KEYSTONE/XINHUA/Rizek Abdeljawad

Par Amira Hass

Il est difficile, voire impudent, de téléphoner aux habitants de Gaza et de leur demander s’ils soutiennent la décision du Jihad islamique de lancer un barrage de roquettes sur Israël après l’assassinat du commandant militaire principal Taysir al-Jaabari et de son assistant, Salame Abed. Pourquoi difficile? D’abord, des raisons techniques: en l’absence d’abris, de «dôme de fer» et de sirènes [comme en Israël], les quelque deux millions d’habitants de la bande de Gaza subissent à nouveau la roulette russe qu’ils endurent depuis 2008 à travers quatre guerres et d’innombrables «opérations» militaires de moindre envergure. Ils sont mobilisés pour défendre leur propre vie et celle de leurs proches, ils ont peur et ils ne peuvent s’empêcher d’imaginer le pire. Ils suppriment la terreur par des siestes et des bavardages sur tout ce qui n’est pas la guerre en cours.

Ils sont occupés à connaître qui de leurs proches à Jabaliya [extrême nord de la bande de Gaza] ou Rafah [au sud de la bande de Gaza à la frontière avec Israël] a été tué, et comment vont leurs amis qui vivent à côté de l’immeuble qui vient d’être bombardé. Ils échangent des informations et des vidéos horribles montrant une main sortant des décombres, des enfants criant, des femmes fuyant et des maisons se transformant en nuages de fumée et de cendres. Gaza est petite et ramassée, et il semble que tout le monde se connaisse et ait peur pour tout le monde.

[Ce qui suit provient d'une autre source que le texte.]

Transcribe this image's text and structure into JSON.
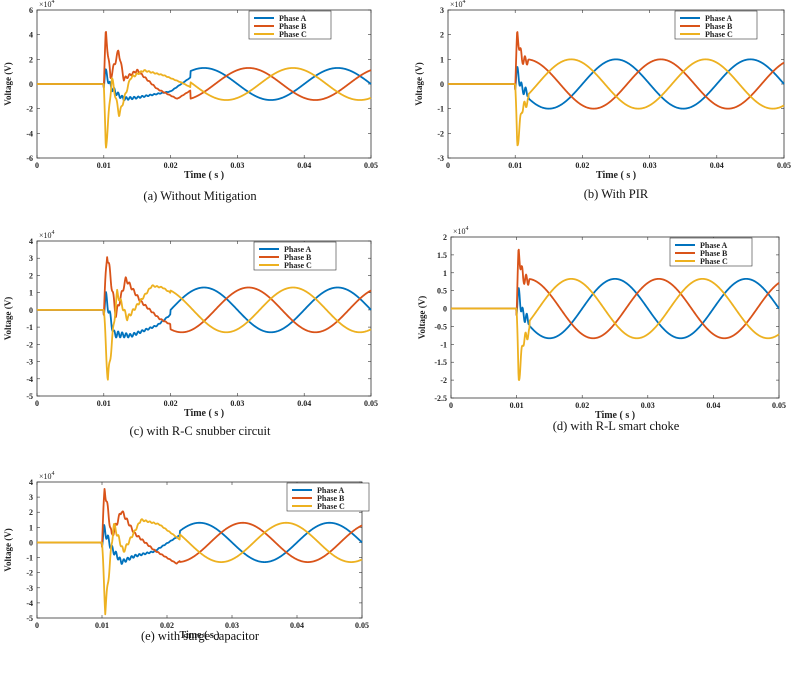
{
  "figure": {
    "layout": "2-column grid of 5 panels"
  },
  "chart_data": [
    {
      "type": "line",
      "panel": "a",
      "caption": "(a) Without Mitigation",
      "xlabel": "Time ( s )",
      "ylabel": "Voltage (V)",
      "y_multiplier": "x10^4",
      "xlim": [
        0,
        0.05
      ],
      "ylim": [
        -6,
        6
      ],
      "xticks": [
        "0",
        "0.01",
        "0.02",
        "0.03",
        "0.04",
        "0.05"
      ],
      "yticks": [
        "-6",
        "-4",
        "-2",
        "0",
        "2",
        "4",
        "6"
      ],
      "legend": [
        "Phase A",
        "Phase B",
        "Phase C"
      ],
      "legend_position": "top-right",
      "steady_amplitude": 1.3,
      "transient_peaks": {
        "Phase A": 1.1,
        "Phase B": 4.2,
        "Phase C": -5.3
      },
      "disturbance_start": 0.01,
      "settle_time": 0.023,
      "series": [
        {
          "name": "Phase A",
          "color": "#0072BD",
          "samples": [
            [
              0,
              0
            ],
            [
              0.01,
              0
            ],
            [
              0.0102,
              1.1
            ],
            [
              0.011,
              -0.2
            ],
            [
              0.012,
              -0.8
            ],
            [
              0.013,
              -1.2
            ],
            [
              0.015,
              -1.1
            ],
            [
              0.017,
              -0.9
            ],
            [
              0.02,
              -0.6
            ],
            [
              0.025,
              1.3
            ],
            [
              0.03,
              -0.2
            ],
            [
              0.035,
              -1.3
            ],
            [
              0.04,
              0.2
            ],
            [
              0.045,
              1.3
            ],
            [
              0.05,
              0
            ]
          ]
        },
        {
          "name": "Phase B",
          "color": "#D95319",
          "samples": [
            [
              0,
              0
            ],
            [
              0.01,
              0
            ],
            [
              0.0103,
              4.2
            ],
            [
              0.011,
              0.5
            ],
            [
              0.0122,
              2.7
            ],
            [
              0.013,
              0.4
            ],
            [
              0.015,
              1.1
            ],
            [
              0.018,
              -0.4
            ],
            [
              0.021,
              -1.2
            ],
            [
              0.0283,
              1.3
            ],
            [
              0.0333,
              -1.3
            ],
            [
              0.0383,
              1.3
            ],
            [
              0.0433,
              -1.3
            ],
            [
              0.05,
              1.1
            ]
          ]
        },
        {
          "name": "Phase C",
          "color": "#EDB120",
          "samples": [
            [
              0,
              0
            ],
            [
              0.01,
              0
            ],
            [
              0.0103,
              -5.3
            ],
            [
              0.0112,
              0.5
            ],
            [
              0.0123,
              -2.5
            ],
            [
              0.014,
              0.5
            ],
            [
              0.016,
              1.1
            ],
            [
              0.019,
              0.7
            ],
            [
              0.0217,
              0.1
            ],
            [
              0.0267,
              -1.3
            ],
            [
              0.0317,
              0.8
            ],
            [
              0.0383,
              1.3
            ],
            [
              0.0467,
              -1.3
            ],
            [
              0.05,
              -1.1
            ]
          ]
        }
      ]
    },
    {
      "type": "line",
      "panel": "b",
      "caption": "(b) With PIR",
      "xlabel": "Time ( s )",
      "ylabel": "Voltage (V)",
      "y_multiplier": "x10^4",
      "xlim": [
        0,
        0.05
      ],
      "ylim": [
        -3,
        3
      ],
      "xticks": [
        "0",
        "0.01",
        "0.02",
        "0.03",
        "0.04",
        "0.05"
      ],
      "yticks": [
        "-3",
        "-2",
        "-1",
        "0",
        "1",
        "2",
        "3"
      ],
      "legend": [
        "Phase A",
        "Phase B",
        "Phase C"
      ],
      "legend_position": "top-right",
      "steady_amplitude": 1.0,
      "transient_peaks": {
        "Phase A": 0.6,
        "Phase B": 2.0,
        "Phase C": -2.5
      },
      "disturbance_start": 0.01,
      "settle_time": 0.012,
      "series": [
        {
          "name": "Phase A",
          "color": "#0072BD",
          "samples": [
            [
              0,
              0
            ],
            [
              0.01,
              0
            ],
            [
              0.0102,
              0.6
            ],
            [
              0.011,
              -0.2
            ],
            [
              0.0155,
              -1.0
            ],
            [
              0.0255,
              1.0
            ],
            [
              0.0355,
              -1.0
            ],
            [
              0.0455,
              1.0
            ],
            [
              0.05,
              0
            ]
          ]
        },
        {
          "name": "Phase B",
          "color": "#D95319",
          "samples": [
            [
              0,
              0
            ],
            [
              0.01,
              0
            ],
            [
              0.0103,
              2.0
            ],
            [
              0.011,
              1.0
            ],
            [
              0.0122,
              0.9
            ],
            [
              0.0222,
              -1.0
            ],
            [
              0.0322,
              1.0
            ],
            [
              0.0422,
              -1.0
            ],
            [
              0.05,
              0.9
            ]
          ]
        },
        {
          "name": "Phase C",
          "color": "#EDB120",
          "samples": [
            [
              0,
              0
            ],
            [
              0.01,
              0
            ],
            [
              0.0103,
              -2.5
            ],
            [
              0.011,
              -1.0
            ],
            [
              0.0122,
              -0.6
            ],
            [
              0.0188,
              1.0
            ],
            [
              0.0288,
              -1.0
            ],
            [
              0.0388,
              1.0
            ],
            [
              0.05,
              -0.9
            ]
          ]
        }
      ]
    },
    {
      "type": "line",
      "panel": "c",
      "caption": "(c) with R-C snubber circuit",
      "xlabel": "Time ( s )",
      "ylabel": "Voltage (V)",
      "y_multiplier": "x10^4",
      "xlim": [
        0,
        0.05
      ],
      "ylim": [
        -5,
        4
      ],
      "xticks": [
        "0",
        "0.01",
        "0.02",
        "0.03",
        "0.04",
        "0.05"
      ],
      "yticks": [
        "-5",
        "-4",
        "-3",
        "-2",
        "-1",
        "0",
        "1",
        "2",
        "3",
        "4"
      ],
      "legend": [
        "Phase A",
        "Phase B",
        "Phase C"
      ],
      "legend_position": "top-right",
      "steady_amplitude": 1.3,
      "transient_peaks": {
        "Phase A": 0.8,
        "Phase B": 3.3,
        "Phase C": -4.1
      },
      "disturbance_start": 0.01,
      "settle_time": 0.02,
      "series": [
        {
          "name": "Phase A",
          "color": "#0072BD",
          "samples": [
            [
              0,
              0
            ],
            [
              0.01,
              0
            ],
            [
              0.0103,
              0.8
            ],
            [
              0.0115,
              -1.4
            ],
            [
              0.014,
              -1.5
            ],
            [
              0.018,
              -0.9
            ],
            [
              0.025,
              1.3
            ],
            [
              0.035,
              -1.3
            ],
            [
              0.045,
              1.3
            ],
            [
              0.05,
              0
            ]
          ]
        },
        {
          "name": "Phase B",
          "color": "#D95319",
          "samples": [
            [
              0,
              0
            ],
            [
              0.01,
              0
            ],
            [
              0.0105,
              3.3
            ],
            [
              0.0118,
              -0.3
            ],
            [
              0.0133,
              1.8
            ],
            [
              0.0155,
              0.5
            ],
            [
              0.0183,
              -0.5
            ],
            [
              0.0222,
              -1.3
            ],
            [
              0.0322,
              1.3
            ],
            [
              0.0422,
              -1.3
            ],
            [
              0.05,
              1.1
            ]
          ]
        },
        {
          "name": "Phase C",
          "color": "#EDB120",
          "samples": [
            [
              0,
              0
            ],
            [
              0.01,
              0
            ],
            [
              0.0106,
              -4.1
            ],
            [
              0.012,
              1.0
            ],
            [
              0.0135,
              -0.5
            ],
            [
              0.0172,
              1.4
            ],
            [
              0.0188,
              1.3
            ],
            [
              0.0288,
              -1.3
            ],
            [
              0.0388,
              1.3
            ],
            [
              0.05,
              -1.1
            ]
          ]
        }
      ]
    },
    {
      "type": "line",
      "panel": "d",
      "caption": "(d) with R-L smart choke",
      "xlabel": "Time ( s )",
      "ylabel": "Voltage (V)",
      "y_multiplier": "x10^4",
      "xlim": [
        0,
        0.05
      ],
      "ylim": [
        -2.5,
        2
      ],
      "xticks": [
        "0",
        "0.01",
        "0.02",
        "0.03",
        "0.04",
        "0.05"
      ],
      "yticks": [
        "-2.5",
        "-2",
        "-1.5",
        "-1",
        "-0.5",
        "0",
        "0.5",
        "1",
        "1.5",
        "2"
      ],
      "legend": [
        "Phase A",
        "Phase B",
        "Phase C"
      ],
      "legend_position": "top-right",
      "steady_amplitude": 0.83,
      "transient_peaks": {
        "Phase A": 0.5,
        "Phase B": 1.55,
        "Phase C": -2.0
      },
      "disturbance_start": 0.01,
      "settle_time": 0.012,
      "series": [
        {
          "name": "Phase A",
          "color": "#0072BD",
          "samples": [
            [
              0,
              0
            ],
            [
              0.01,
              0
            ],
            [
              0.0102,
              0.5
            ],
            [
              0.011,
              -0.2
            ],
            [
              0.0155,
              -0.83
            ],
            [
              0.0255,
              0.83
            ],
            [
              0.0355,
              -0.83
            ],
            [
              0.0455,
              0.83
            ],
            [
              0.05,
              0
            ]
          ]
        },
        {
          "name": "Phase B",
          "color": "#D95319",
          "samples": [
            [
              0,
              0
            ],
            [
              0.01,
              0
            ],
            [
              0.0103,
              1.55
            ],
            [
              0.011,
              0.85
            ],
            [
              0.0122,
              0.75
            ],
            [
              0.0222,
              -0.83
            ],
            [
              0.0322,
              0.83
            ],
            [
              0.0422,
              -0.83
            ],
            [
              0.05,
              0.75
            ]
          ]
        },
        {
          "name": "Phase C",
          "color": "#EDB120",
          "samples": [
            [
              0,
              0
            ],
            [
              0.01,
              0
            ],
            [
              0.0103,
              -2.0
            ],
            [
              0.011,
              -0.9
            ],
            [
              0.0122,
              -0.6
            ],
            [
              0.0188,
              0.83
            ],
            [
              0.0288,
              -0.83
            ],
            [
              0.0388,
              0.83
            ],
            [
              0.05,
              -0.75
            ]
          ]
        }
      ]
    },
    {
      "type": "line",
      "panel": "e",
      "caption": "(e) with surge capacitor",
      "xlabel": "Time ( s )",
      "ylabel": "Voltage (V)",
      "y_multiplier": "x10^4",
      "xlim": [
        0,
        0.05
      ],
      "ylim": [
        -5,
        4
      ],
      "xticks": [
        "0",
        "0.01",
        "0.02",
        "0.03",
        "0.04",
        "0.05"
      ],
      "yticks": [
        "-5",
        "-4",
        "-3",
        "-2",
        "-1",
        "0",
        "1",
        "2",
        "3",
        "4"
      ],
      "legend": [
        "Phase A",
        "Phase B",
        "Phase C"
      ],
      "legend_position": "top-right",
      "steady_amplitude": 1.3,
      "transient_peaks": {
        "Phase A": 0.9,
        "Phase B": 3.6,
        "Phase C": -4.5
      },
      "disturbance_start": 0.01,
      "settle_time": 0.022,
      "series": [
        {
          "name": "Phase A",
          "color": "#0072BD",
          "samples": [
            [
              0,
              0
            ],
            [
              0.01,
              0
            ],
            [
              0.0103,
              0.9
            ],
            [
              0.0115,
              -0.4
            ],
            [
              0.013,
              -1.3
            ],
            [
              0.015,
              -0.9
            ],
            [
              0.018,
              -0.6
            ],
            [
              0.025,
              1.3
            ],
            [
              0.035,
              -1.3
            ],
            [
              0.045,
              1.3
            ],
            [
              0.05,
              0
            ]
          ]
        },
        {
          "name": "Phase B",
          "color": "#D95319",
          "samples": [
            [
              0,
              0
            ],
            [
              0.01,
              0
            ],
            [
              0.0104,
              3.6
            ],
            [
              0.0115,
              0.4
            ],
            [
              0.013,
              2.1
            ],
            [
              0.015,
              0.6
            ],
            [
              0.018,
              -0.5
            ],
            [
              0.0215,
              -1.4
            ],
            [
              0.0283,
              1.3
            ],
            [
              0.0383,
              -1.3
            ],
            [
              0.05,
              1.1
            ]
          ]
        },
        {
          "name": "Phase C",
          "color": "#EDB120",
          "samples": [
            [
              0,
              0
            ],
            [
              0.01,
              0
            ],
            [
              0.0105,
              -4.5
            ],
            [
              0.0118,
              1.2
            ],
            [
              0.0133,
              -0.6
            ],
            [
              0.016,
              1.5
            ],
            [
              0.0188,
              1.2
            ],
            [
              0.0267,
              -1.3
            ],
            [
              0.0367,
              1.3
            ],
            [
              0.0467,
              -1.3
            ],
            [
              0.05,
              -1.1
            ]
          ]
        }
      ]
    }
  ]
}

Au milieu de la peur et du bruit des drones et des explosions, les gens font tourner le générateur de la maison ou du quartier, car dernièrement l’alimentation électrique est limitée à trois heures par jour, ou ils remplissent le réservoir d’eau avec de l’eau pour le bain, car on ne sait pas quand la ville aura à nouveau de l’électricité pour faire couler l’eau dans les robinets. L’eau du robinet n’est pas potable, alors les gens risquent de quitter leur maison pour acheter des litres d’eau potable et pour trouver un magasin ouvert avec de la nourriture – qui est épuisée parce qu’Israël a fermé le passage de Kerem Shalom [poste-frontière permettant le transit de Gaza vers Israël et l’Egypte] aux marchandises cinq jours plus tôt.

Ils s’inquiètent de l’état de santé de leurs grands-mères et de leurs fils qui n’ont pas pu se rendre à Jérusalem-Est ou à Naplouse pour recevoir des traitements absolument nécessaires parce qu’Israël a fermé le point de passage d’Erez [le seul passage de personnes entre Gaza et le territoire israélien] depuis le 2 août.

Voici pourquoi il est impudent de demander aux habitants de Gaza s’ils ont soutenu la réponse du Jihad islamique [qui n’est intervenu qu’après l’arrestation d’un de ses dirigeants, Bassam al-Saadi, en Cisjordanie et les frappes dites préventives d’Israël]? Parce que cette question implique l’hypothèse israélienne selon laquelle «les Palestiniens ont recommencé» et qu’il s’agit d’une situation équilibrée entre deux entités souveraines, dont l’une (Gaza) fait la guerre et attaque le pays qui recherche la paix (Israël). Cette question ne tient pas compte du fait qu’Israël continue de dicter la vie des Palestiniens dans la bande de Gaza, comme il le fait en Cisjordanie, même s’il prétend ne pas le faire et même si la plupart des Juifs israéliens ne le croient pas.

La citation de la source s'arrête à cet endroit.